Elle nous pétrifie, cette musique sensuelle et très attachante. Essaouira transe, Mogador chavire. Gnaoua a retrouvé sa partenaire souirie et n'a plus l'intention de desserrer son étreinte. «Alla a Soudane» de Moktar Gania & Gnawa Soul en est la formule magique.
Fils du grand maâlem Boubker, frère de feu Mahmoud et petit-fils du feu gnaoui Ba Massoud, Moktar Gania est (re)devenu une star; les enceintes – aujourd'hui – résonnent au son d'Alla a Soudane. Un son réarrangé avec Yacine Ben Ali et Anouar Ben Brahim, et remixé par le Philadelphien Ben Arsenal qui a su rester fidèle au groove gnaoui.
Dans le dessein de toucher d'autres horizons, Moktar Gania, le regard caché derrière des wayfarer, s'évertue à décloisonner les genres en alliant gnaoua et musiques du monde. Guembri, qraqeb, tama, guitare, clavier, beats et effets permettent à chacun de se donner toutes les libertés et, dans ce cas précis, en toute égalité dans la fraternité gnaouie, soli et impros partagées.
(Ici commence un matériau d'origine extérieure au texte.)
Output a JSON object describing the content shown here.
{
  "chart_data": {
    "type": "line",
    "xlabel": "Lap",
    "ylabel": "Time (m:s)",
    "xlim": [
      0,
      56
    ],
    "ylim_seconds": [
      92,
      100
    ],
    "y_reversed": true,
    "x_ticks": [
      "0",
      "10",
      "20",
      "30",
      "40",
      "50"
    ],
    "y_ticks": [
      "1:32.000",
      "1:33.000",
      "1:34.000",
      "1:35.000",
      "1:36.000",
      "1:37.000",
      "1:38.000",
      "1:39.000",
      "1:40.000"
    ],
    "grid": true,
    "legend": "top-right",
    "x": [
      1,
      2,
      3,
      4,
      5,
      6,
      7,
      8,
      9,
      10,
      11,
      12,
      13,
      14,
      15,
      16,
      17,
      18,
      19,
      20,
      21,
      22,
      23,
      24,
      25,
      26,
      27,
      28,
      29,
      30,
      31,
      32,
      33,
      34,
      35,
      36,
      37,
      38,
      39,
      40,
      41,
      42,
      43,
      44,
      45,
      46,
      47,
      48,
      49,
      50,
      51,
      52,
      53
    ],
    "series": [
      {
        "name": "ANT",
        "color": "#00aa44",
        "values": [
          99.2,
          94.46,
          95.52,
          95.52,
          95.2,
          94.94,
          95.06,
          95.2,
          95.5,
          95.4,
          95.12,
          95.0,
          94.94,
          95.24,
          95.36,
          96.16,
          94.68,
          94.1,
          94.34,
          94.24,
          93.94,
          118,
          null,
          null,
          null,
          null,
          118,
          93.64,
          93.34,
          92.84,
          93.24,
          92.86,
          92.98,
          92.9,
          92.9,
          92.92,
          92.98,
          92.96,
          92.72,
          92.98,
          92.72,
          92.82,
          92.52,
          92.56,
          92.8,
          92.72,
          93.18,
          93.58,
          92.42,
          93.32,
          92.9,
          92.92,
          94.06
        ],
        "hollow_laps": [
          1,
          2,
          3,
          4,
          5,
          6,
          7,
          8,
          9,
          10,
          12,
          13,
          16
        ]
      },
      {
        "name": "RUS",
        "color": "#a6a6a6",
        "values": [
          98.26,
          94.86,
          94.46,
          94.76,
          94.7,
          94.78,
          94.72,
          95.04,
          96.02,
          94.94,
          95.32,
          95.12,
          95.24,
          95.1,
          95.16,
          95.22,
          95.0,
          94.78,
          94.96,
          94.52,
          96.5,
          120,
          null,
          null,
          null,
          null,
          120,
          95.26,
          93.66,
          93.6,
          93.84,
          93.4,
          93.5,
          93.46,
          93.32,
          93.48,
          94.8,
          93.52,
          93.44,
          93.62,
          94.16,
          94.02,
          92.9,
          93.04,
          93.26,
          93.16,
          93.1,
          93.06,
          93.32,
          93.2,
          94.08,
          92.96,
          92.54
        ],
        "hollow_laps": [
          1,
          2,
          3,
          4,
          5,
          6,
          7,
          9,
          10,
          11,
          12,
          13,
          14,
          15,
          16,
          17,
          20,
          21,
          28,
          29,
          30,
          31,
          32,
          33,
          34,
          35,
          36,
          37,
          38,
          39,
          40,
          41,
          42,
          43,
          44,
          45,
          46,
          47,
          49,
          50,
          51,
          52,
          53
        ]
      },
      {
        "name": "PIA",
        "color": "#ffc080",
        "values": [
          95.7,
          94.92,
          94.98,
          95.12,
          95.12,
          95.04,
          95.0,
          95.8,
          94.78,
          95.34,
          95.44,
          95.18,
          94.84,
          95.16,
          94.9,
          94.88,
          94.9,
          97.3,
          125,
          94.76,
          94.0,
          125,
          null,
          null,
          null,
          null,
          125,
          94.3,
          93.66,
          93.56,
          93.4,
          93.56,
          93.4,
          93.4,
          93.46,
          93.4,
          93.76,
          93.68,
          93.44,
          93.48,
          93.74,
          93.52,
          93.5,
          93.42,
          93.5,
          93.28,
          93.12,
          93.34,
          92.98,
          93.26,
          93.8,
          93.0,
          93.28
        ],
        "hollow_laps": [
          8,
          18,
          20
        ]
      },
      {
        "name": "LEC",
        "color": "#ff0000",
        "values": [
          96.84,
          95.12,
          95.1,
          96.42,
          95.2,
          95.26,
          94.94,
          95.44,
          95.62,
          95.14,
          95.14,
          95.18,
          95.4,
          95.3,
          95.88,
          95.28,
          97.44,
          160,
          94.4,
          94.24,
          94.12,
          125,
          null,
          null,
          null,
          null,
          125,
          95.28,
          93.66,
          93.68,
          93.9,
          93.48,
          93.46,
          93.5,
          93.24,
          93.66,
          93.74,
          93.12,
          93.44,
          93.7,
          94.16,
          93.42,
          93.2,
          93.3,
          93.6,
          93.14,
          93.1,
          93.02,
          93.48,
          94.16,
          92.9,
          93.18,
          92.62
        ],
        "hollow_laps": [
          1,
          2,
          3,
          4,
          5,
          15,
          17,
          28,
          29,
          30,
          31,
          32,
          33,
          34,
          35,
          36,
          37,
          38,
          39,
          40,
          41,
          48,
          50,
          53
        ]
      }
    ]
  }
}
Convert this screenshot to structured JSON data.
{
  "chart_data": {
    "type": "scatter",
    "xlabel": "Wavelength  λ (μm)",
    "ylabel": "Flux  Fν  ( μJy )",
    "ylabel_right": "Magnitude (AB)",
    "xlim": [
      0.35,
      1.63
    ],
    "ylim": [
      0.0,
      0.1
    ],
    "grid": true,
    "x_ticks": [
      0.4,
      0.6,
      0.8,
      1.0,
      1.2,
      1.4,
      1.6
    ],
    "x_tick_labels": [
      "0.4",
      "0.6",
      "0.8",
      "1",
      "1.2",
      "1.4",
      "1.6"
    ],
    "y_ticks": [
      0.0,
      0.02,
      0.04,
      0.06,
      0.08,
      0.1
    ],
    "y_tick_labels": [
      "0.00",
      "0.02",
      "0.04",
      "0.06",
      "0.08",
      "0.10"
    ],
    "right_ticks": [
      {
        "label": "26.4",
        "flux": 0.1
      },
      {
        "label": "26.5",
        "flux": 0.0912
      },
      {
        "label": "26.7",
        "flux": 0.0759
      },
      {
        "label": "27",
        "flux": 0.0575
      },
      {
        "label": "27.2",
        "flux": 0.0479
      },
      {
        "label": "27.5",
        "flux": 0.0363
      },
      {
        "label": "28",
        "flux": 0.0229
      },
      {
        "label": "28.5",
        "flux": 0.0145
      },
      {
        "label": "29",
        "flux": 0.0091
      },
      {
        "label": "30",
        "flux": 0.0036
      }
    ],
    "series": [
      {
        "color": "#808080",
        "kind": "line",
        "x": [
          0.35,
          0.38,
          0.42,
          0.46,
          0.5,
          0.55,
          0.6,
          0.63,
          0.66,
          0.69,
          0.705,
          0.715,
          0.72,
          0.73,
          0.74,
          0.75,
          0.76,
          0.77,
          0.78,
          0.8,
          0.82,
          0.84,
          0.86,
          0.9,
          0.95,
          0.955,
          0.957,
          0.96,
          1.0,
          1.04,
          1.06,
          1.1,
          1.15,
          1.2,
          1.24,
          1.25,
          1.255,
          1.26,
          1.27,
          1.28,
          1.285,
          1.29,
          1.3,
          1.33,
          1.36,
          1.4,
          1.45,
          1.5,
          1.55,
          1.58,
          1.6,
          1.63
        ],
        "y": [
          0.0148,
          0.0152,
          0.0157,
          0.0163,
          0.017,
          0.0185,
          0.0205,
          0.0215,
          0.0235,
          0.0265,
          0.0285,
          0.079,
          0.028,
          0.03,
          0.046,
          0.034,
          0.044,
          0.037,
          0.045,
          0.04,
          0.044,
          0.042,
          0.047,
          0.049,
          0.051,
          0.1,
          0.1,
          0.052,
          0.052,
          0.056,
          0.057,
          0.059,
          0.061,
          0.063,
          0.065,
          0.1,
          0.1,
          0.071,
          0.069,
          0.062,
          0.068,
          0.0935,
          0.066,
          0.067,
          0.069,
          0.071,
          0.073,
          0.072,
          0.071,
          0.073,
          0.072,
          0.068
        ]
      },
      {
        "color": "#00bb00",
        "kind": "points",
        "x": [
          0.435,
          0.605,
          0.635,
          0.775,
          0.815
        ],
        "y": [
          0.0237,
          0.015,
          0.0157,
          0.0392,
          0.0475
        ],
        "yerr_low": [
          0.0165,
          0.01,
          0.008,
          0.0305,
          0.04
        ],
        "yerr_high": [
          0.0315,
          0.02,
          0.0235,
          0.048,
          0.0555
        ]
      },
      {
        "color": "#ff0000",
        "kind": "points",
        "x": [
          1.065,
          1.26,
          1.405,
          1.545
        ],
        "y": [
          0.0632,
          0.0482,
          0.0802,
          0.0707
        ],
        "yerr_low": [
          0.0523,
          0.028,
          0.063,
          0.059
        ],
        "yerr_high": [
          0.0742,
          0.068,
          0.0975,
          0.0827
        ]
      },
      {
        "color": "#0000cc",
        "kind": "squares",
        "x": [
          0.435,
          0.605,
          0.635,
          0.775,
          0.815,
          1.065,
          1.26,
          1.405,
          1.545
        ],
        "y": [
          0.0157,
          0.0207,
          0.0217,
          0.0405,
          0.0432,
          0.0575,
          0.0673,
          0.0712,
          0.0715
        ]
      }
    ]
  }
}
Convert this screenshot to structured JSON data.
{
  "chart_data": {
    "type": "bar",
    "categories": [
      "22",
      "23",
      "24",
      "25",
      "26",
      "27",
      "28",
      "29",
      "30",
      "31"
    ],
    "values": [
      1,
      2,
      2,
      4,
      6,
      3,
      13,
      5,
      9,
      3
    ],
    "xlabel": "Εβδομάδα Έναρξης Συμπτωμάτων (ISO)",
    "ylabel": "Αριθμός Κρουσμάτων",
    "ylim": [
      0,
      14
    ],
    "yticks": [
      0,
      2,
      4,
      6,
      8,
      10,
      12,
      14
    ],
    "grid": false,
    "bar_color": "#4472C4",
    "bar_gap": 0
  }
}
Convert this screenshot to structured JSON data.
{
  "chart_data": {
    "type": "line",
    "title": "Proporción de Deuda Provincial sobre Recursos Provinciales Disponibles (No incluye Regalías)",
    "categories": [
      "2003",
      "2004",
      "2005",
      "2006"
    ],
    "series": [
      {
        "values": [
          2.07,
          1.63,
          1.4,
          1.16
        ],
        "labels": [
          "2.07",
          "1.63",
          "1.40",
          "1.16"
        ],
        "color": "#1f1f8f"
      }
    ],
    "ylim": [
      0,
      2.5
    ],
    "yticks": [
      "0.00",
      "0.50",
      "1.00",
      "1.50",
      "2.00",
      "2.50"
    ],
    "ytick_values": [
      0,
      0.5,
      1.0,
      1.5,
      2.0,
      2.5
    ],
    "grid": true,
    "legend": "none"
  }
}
C'est dire qu'Essaouira redécouvre avec enthousiasme un genre musical dont elle a contribué à faire la fortune. D'autant qu'une formidable histoire d'amour lie la ville à cette musique insaisissable, cadencée, mélancolique – et répétitive.
La ville a été et demeurera une grande capitale des Gnaouas. Leur rite dans sa forme la plus aboutie est dépisté à Essaouira. A en croire les connaisseurs (et au risque de voir s'étrangler les puristes du Merssaoui et Marrakchi…). Mais ne dites pas que vous l'avez lu dans Finances News. Inventez plutôt une confidence entendue dans la moiteur de Zaouia Sidna Boulal.
«Pour la grande part, les Gnaouas sont les descendants soit de ces esclaves noirs emmenés du Soudan par les sultans saâdiens, soit de cette garde noire qui veillait sur le sultan Moulay Ismaïl et qui s'est dispersée après sa mort à travers villes importantes et ports prospères, ou de ces tirailleurs sénégalais enrôlés par l'armée française à l'époque coloniale. Constituant une confrérie fortement implantée à Marrakech, Essaouira et Casablanca, ils ne disposent pas de temples, à l'exception de la zaouia Sidna Boulal, bâtie par les Gnaouas d'Essaouira, au matin du XXe siècle, sur un terrain offert gracieusement par une famille aisée de la cité bleu azur», écrit Et-Tayeb Houdaïfa.
Forts de cette énorme richesse souirie, Moktar Gania & Gnawa Soul ont eu l'excellente idée de faire revivre cette musique – saga musicale – avec Alla a Soudane, une chanson qui parle de la délivrance et la grâce de Dieu et rend hommage aux quelques tribus africaines : Haoussa, Foulane, Soudane, Bambara.
«A Allah soudan, laâfou (ô Dieu du Sudan délivre-moi) / Allah foulan, laâfou (Dieu de Foulan délivre-moi)… ». Allez-y, écoutez-le ! Et si ce n'est pas suffisant, prolongez votre plaisir, nourrissez votre mélancolie par le clip qui lui a été dédié.